(Short) Introduction for people not familiar with OpenGL at all
OpenGL was first introduced in 1998, versioned 1.1. Up to 1.5, it kept to fixed pipeline design, which was changed in 2.0. That was the biggest and the most essential change in its history. It divides the versions into "shaderless" (before 2.0) and "programmable" (2.0 and up).
The problem with it on StackOverflow
If you go into Tags menu, and type in "opengl", you can find pretty much everything : opengl, opengl-3, opengles-2...
Apart from the most essential one, opengl-1.x. Why is that version so special? More often than not, when someone posts code that's 2.0 and up, he falls into the first category.
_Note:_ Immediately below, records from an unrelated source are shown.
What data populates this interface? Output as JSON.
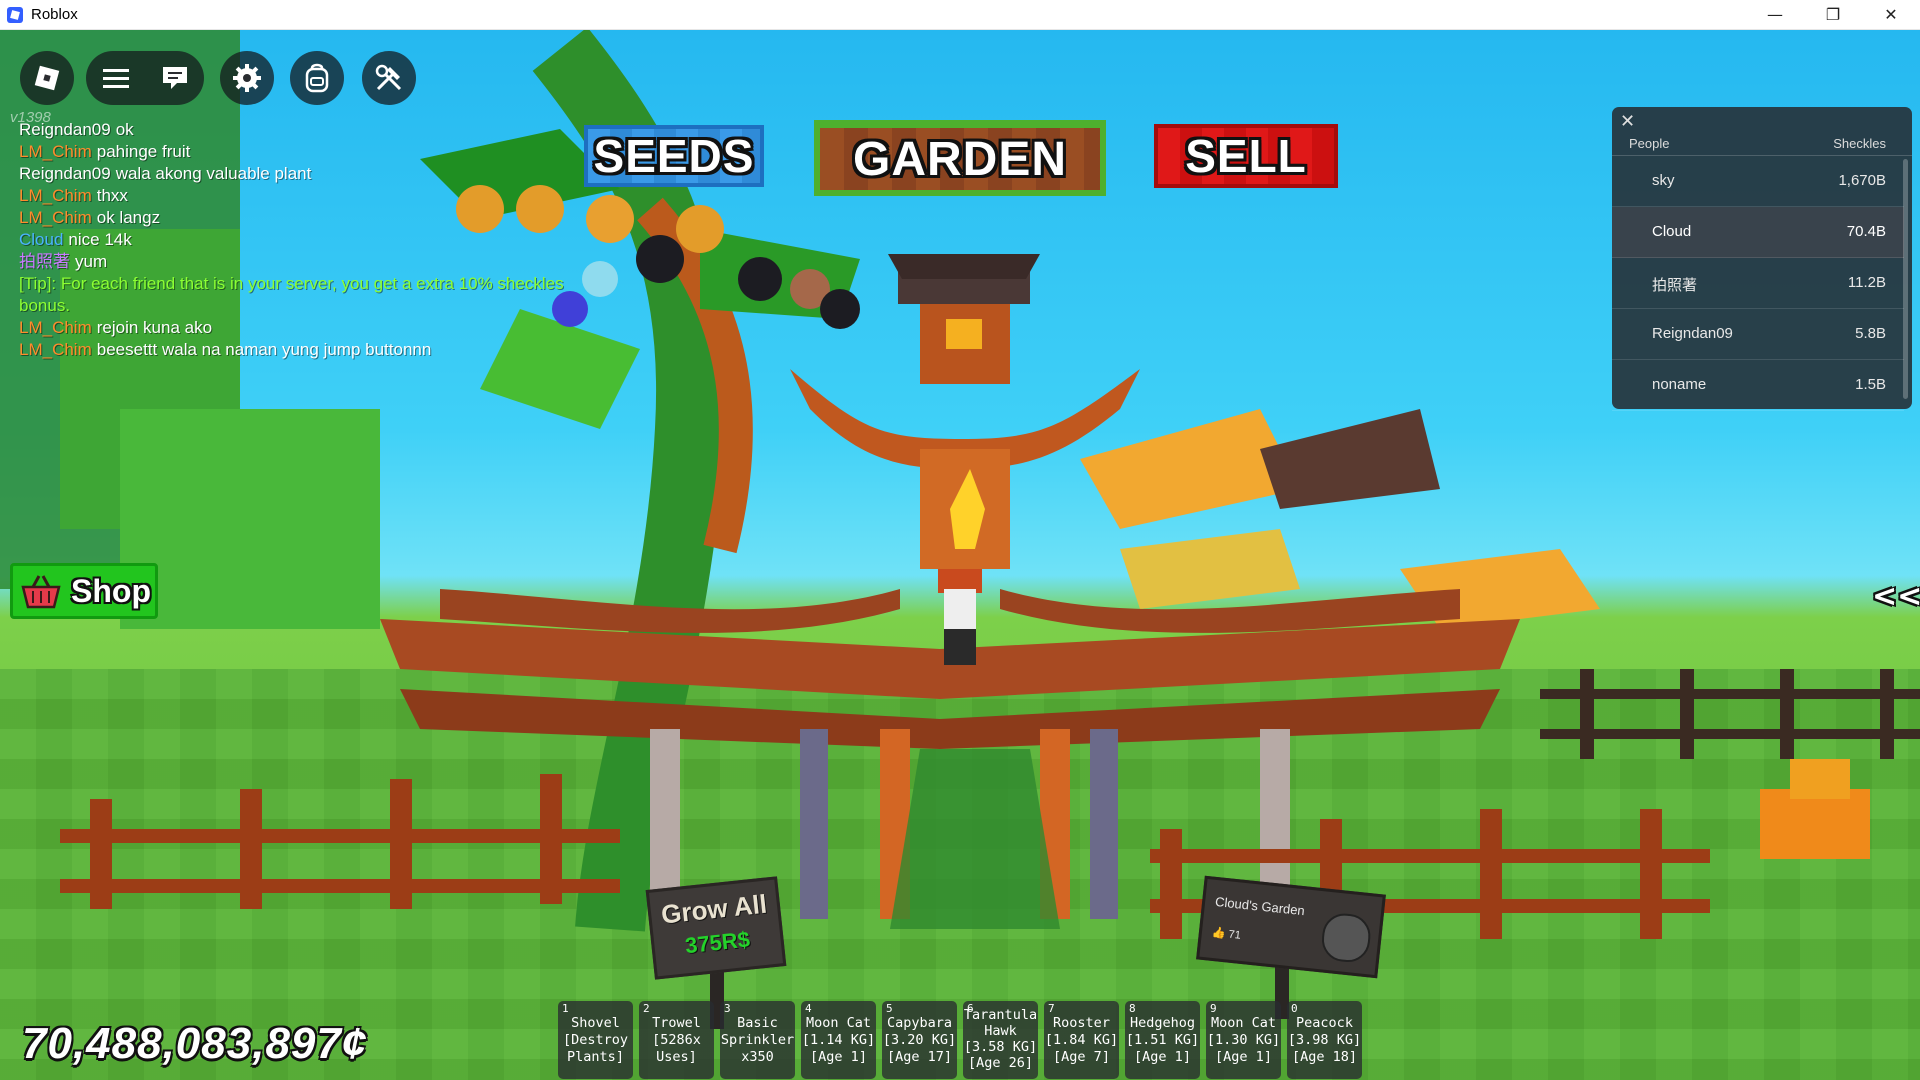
{
  "window": {
    "title": "Roblox",
    "controls": {
      "minimize": "—",
      "maximize": "❐",
      "close": "✕"
    }
  },
  "hud": {
    "version": "v1398",
    "top_buttons": {
      "seeds": "SEEDS",
      "garden": "GARDEN",
      "sell": "SELL"
    },
    "shop_label": "Shop",
    "collapse_label": "<<",
    "money": "70,488,083,897¢"
  },
  "chat": [
    {
      "name": "Reigndan09",
      "name_color": "#ffffff",
      "text": "ok"
    },
    {
      "name": "LM_Chim",
      "name_color": "#ff8b2c",
      "text": "pahinge fruit"
    },
    {
      "name": "Reigndan09",
      "name_color": "#ffffff",
      "text": "wala akong valuable plant"
    },
    {
      "name": "LM_Chim",
      "name_color": "#ff8b2c",
      "text": "thxx"
    },
    {
      "name": "LM_Chim",
      "name_color": "#ff8b2c",
      "text": "ok langz"
    },
    {
      "name": "Cloud",
      "name_color": "#4ab3ff",
      "text": "nice 14k"
    },
    {
      "name": "拍照著",
      "name_color": "#c97bff",
      "text": "yum"
    },
    {
      "name": "",
      "name_color": "#8cff33",
      "text": "[Tip]: For each friend that is in your server, you get a extra 10% sheckles bonus.",
      "tip": true
    },
    {
      "name": "LM_Chim",
      "name_color": "#ff8b2c",
      "text": "rejoin kuna ako"
    },
    {
      "name": "LM_Chim",
      "name_color": "#ff8b2c",
      "text": "beesettt wala na naman yung jump buttonnn"
    }
  ],
  "leaderboard": {
    "close": "✕",
    "header_people": "People",
    "header_stat": "Sheckles",
    "rows": [
      {
        "name": "sky",
        "value": "1,670B"
      },
      {
        "name": "Cloud",
        "value": "70.4B"
      },
      {
        "name": "拍照著",
        "value": "11.2B"
      },
      {
        "name": "Reigndan09",
        "value": "5.8B"
      },
      {
        "name": "noname",
        "value": "1.5B"
      }
    ]
  },
  "hotbar": [
    {
      "num": "1",
      "label": "Shovel\n[Destroy\nPlants]"
    },
    {
      "num": "2",
      "label": "Trowel\n[5286x\nUses]"
    },
    {
      "num": "3",
      "label": "Basic\nSprinkler\nx350"
    },
    {
      "num": "4",
      "label": "Moon Cat\n[1.14 KG]\n[Age 1]"
    },
    {
      "num": "5",
      "label": "Capybara\n[3.20 KG]\n[Age 17]"
    },
    {
      "num": "6",
      "label": "Tarantula\nHawk\n[3.58 KG]\n[Age 26]"
    },
    {
      "num": "7",
      "label": "Rooster\n[1.84 KG]\n[Age 7]"
    },
    {
      "num": "8",
      "label": "Hedgehog\n[1.51 KG]\n[Age 1]"
    },
    {
      "num": "9",
      "label": "Moon Cat\n[1.30 KG]\n[Age 1]"
    },
    {
      "num": "0",
      "label": "Peacock\n[3.98 KG]\n[Age 18]"
    }
  ],
  "world": {
    "grow_all_title": "Grow All",
    "grow_all_price": "375R$",
    "garden_sign_title": "Cloud's Garden",
    "garden_sign_likes": "👍 71"
  },
  "colors": {
    "sky": "#2fc3f3",
    "grass": "#5cb53a",
    "seeds": "#2f8bd8",
    "garden": "#8a4320",
    "sell": "#e01818",
    "shop": "#22c51e",
    "tip": "#8cff33"
  }
}
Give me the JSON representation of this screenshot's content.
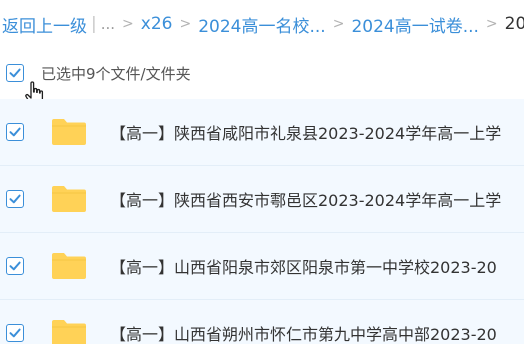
{
  "breadcrumb": {
    "back": "返回上一级",
    "ellipsis": "...",
    "items": [
      "x26",
      "2024高一名校...",
      "2024高一试卷..."
    ],
    "current": "20"
  },
  "selection": {
    "text": "已选中9个文件/文件夹"
  },
  "files": [
    {
      "name": "【高一】陕西省咸阳市礼泉县2023-2024学年高一上学"
    },
    {
      "name": "【高一】陕西省西安市鄠邑区2023-2024学年高一上学"
    },
    {
      "name": "【高一】山西省阳泉市郊区阳泉市第一中学校2023-20"
    },
    {
      "name": "【高一】山西省朔州市怀仁市第九中学高中部2023-20"
    }
  ],
  "colors": {
    "accent": "#3b8fd9",
    "folder": "#ffd257",
    "row_background": "#f3f9ff"
  }
}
It makes it really hard for answerer, explained below
Why is it so hard?
People posting questions using old, deprecated functions (tagged only opengl) most of the time do it for one of the two reasons:
- They just don't know about newer functions, but are eager to learn them and upgrade.
- It's an university assignment and the old and dusty professor is teaching old and dusty API, and pretty much nothing can be done about it.
As you can see, these two categories have totally distinct requested answers. While it's usually perfectly fine to recommend new functionality to the first one, the second one needs the solution within their limitations. However, it happens to be that the university students fail to tag these questions appropriately.
The question
I am not very experienced in dealing with this type of issues, so I am asking the Meta community - isn't really something that can be done about it? I thought of something like a window popping up after typing in opengl tag, asking if the OP is limited to any specific version or fixed pipeline (thus, opengl-1.x or opengl-compatibility). However, I suppose that there might be even better ways to do that; better than having to ask in comment every time "Are you aware that the functionality you are using is deprecated?"